As this year’s Ukrainian military counteroffensive petered out, the United States entered a period of extreme legislative gridlock—one result of which is that members of the House and Senate left Washington at the end of last week without having made a deal to renew aid to Ukraine. There is still a chance for a deal when Congress reconvenes in January, but Kyiv is understandably nervous: Ukraine is expected to start to running out of weapons by February, and now there are rumors of an alleged desire among German and American officials to force Kyiv to the bargaining table.
This is the context for the current Russian peace offensive, begun in the spring, when American former officials and foreign policy commentators, including Richard Haas and Charles Kupchan, began “secret” unofficial negotiations with representatives of the Russian government. It broke into full view over the summer. In November, Haas and Kupchan authored the latest in a series of negotiation-minded essays in Foreign Affairs. Putin followed a few days later with video-transmitted remarks at the G20 summit, pinning blame for the lack of negotiations on Ukraine. Russian state-aligned media, meanwhile, are exploiting the appearances of division between Ukrainian President Volodymyr Zelensky and Commander-in-Chief of the Ukrainian Armed Forces Valery Zaluzhny—all the better to paint Zelensky, the symbol of defiance in the face of Russian aggression, as the last holdout against negotiations.
Lest anyone think negotiating with the Russians is a solution to the problems that ail Eastern Europe, keep in mind that the Russians, with 100,000 guns aimed at Ukraine’s head just before the full-scale invasion, demanded “negotiations” that amounted to the United States surrendering Ukraine’s sovereignty for it and retroactively un-winning the Cold War. Several months later, after the start of the full-scale invasion, Russia and Ukraine again negotiated over a possible peaceful solution to the conflict, and Putin negotiated with French President Emmanuel Macron—all of which apparently served only to stall Ukraine’s supporters while Putin’s armies tortured, raped, and murdered their way toward Kyiv.

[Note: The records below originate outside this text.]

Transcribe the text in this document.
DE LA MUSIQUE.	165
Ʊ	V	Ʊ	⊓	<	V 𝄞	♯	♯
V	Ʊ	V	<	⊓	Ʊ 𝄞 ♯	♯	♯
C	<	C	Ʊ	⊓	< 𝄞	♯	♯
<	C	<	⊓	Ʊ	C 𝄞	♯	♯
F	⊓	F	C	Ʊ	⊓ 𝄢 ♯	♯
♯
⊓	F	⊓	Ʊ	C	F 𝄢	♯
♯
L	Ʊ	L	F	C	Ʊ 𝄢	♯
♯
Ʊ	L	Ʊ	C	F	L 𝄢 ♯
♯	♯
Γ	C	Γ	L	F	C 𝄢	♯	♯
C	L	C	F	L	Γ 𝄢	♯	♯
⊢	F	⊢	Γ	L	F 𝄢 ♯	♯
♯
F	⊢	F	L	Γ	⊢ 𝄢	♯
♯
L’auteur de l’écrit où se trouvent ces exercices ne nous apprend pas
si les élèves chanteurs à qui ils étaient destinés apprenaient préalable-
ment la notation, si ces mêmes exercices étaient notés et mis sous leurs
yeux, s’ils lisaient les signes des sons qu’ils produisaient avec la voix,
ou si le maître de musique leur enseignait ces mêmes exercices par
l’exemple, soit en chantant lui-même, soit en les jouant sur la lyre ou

RUSSIA’S LATEST CALLS FOR NEGOTIATIONS, like the others before it, are in keeping with the standard tactic of “peace offensives” used by the Soviet Union throughout the Cold War. The Soviets and their allies never viewed negotiations with the earnest good faith of many Western leaders, diplomats, and commentators. Instead, Soviet goals in negotiations were twofold. First, sympathetic Western movements would support the Soviet position, undermining American diplomatic credibility while also encouraging the Europeans to deal with Moscow directly, splitting the Atlantic coalition. Second, negotiations were a stalling tactic designed to exhaust the West. Soviet bloc diplomats would repeat the same positions ad nauseam, haggle over the most pedantic semantic points in any text, and manipulate the time and pace of negotiations to exhaust their Western interlocutors.
The first Soviet peace offensive began in 1948, when the USSR intentionally misread a memorandum from U.S. ambassador to Moscow Walter Bedell Smith to mean that the United States sought a bilateral agreement with the Soviet Union. Although the Soviet interpretation was demonstrated as fraudulent, the USSR’s propaganda machine spat out article after article on the possibility for peace. The Soviet foreign ministry convened several “peace congresses,” meetings of sympathetic intellectuals to provide their efforts a veneer of legitimacy. Soviet diplomats emphasized to all audiences their willingness to negotiate in the face of American intransigence.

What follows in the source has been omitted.